Monday, June 30

Happy Days, Theatre Royal

Cast your mind back almost 60 years to Milwaukee, Wisconsin, in 1959.

Richie Cunningham and his friends are about to graduate from High School – and there’s the little matter of getting his love life on a firm footing too!

Solid performances from the boys’ new harmony group The Dial-Tones, along with duets from Marion and Joanie (Cheryl Baker and Emma Harrold) were among the first act highlights, as we learn in a straightforward plotline that Arnold’s Diner is under threat from developers. 

A fundraiser with the Fonz (Emmerdale’s Ben Freeman) as the star turn would bring in some money for a fighting fund. Alas, as the curtain falls on Act I, Fonzie has ridden off into the night to escape his responsibilities – which include former squeeze Pinky Tuscado, played by former Sugababe Heidi Range.

Great care had been taken with some superb scenery, clever scene changes and neat changes of pace - such as the Leopard Lodge scene, where Howard’s (James Paterson’s) comic secret society does its work – move the story along.

Deft little touches like Howard Cunningham’s cardigan and Big Al’s white hat for the diner brings the characters from the TV show to life in this brand new musical, enjoying only its second week for its stint in Nottingham.

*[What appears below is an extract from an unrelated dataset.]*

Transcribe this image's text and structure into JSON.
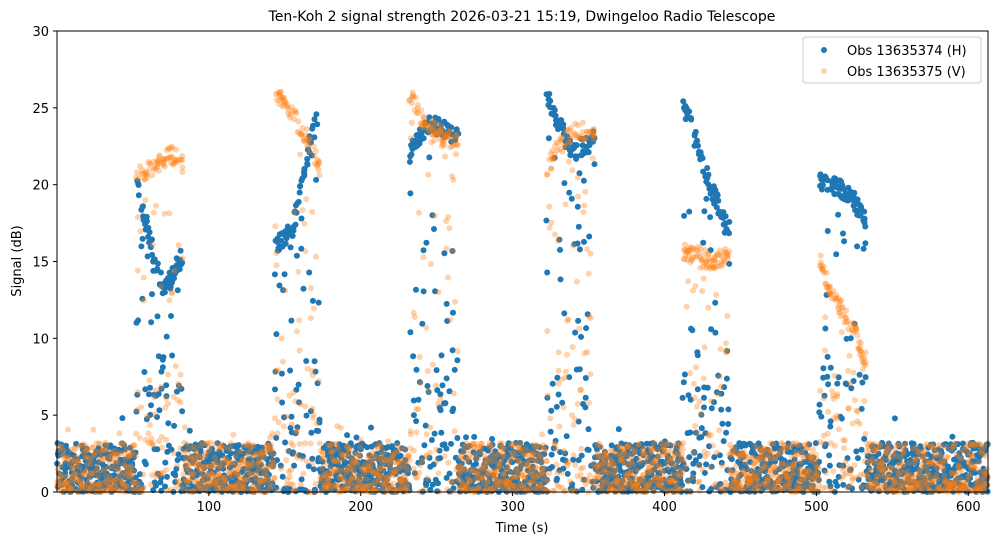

But there was a nagging feeling at the interval that something was required to lift the show. The orchestra was a little too panto-esque to be big band, and with a little too much grimacing from Fonzie, no single character having the presence required to take over the stage - and the lack of a show-stopping number - we were ready for the party to start in Act II.

And yes, the musical numbers after the interval were bigger and more accomplished, the show had finally made its mind up to take things less seriously and the actors were hamming things up as they should. We saw Cheryl’s fine pair of pins, shared some ‘in’-jokes and enjoyed the creative theatre that brought the fundraiser to its inevitable conclusion.

There are over 20 new songs to enjoy – and therein may be exactly what’s holding the audience back; I’m not sure there’s a chart-topper in this musical.

But if you can free your mind of the 70s television show – and what the “real” Fonz looks and sounds like – and throw yourself into the 50s, you could get along and be able to say you were in at the start of something new.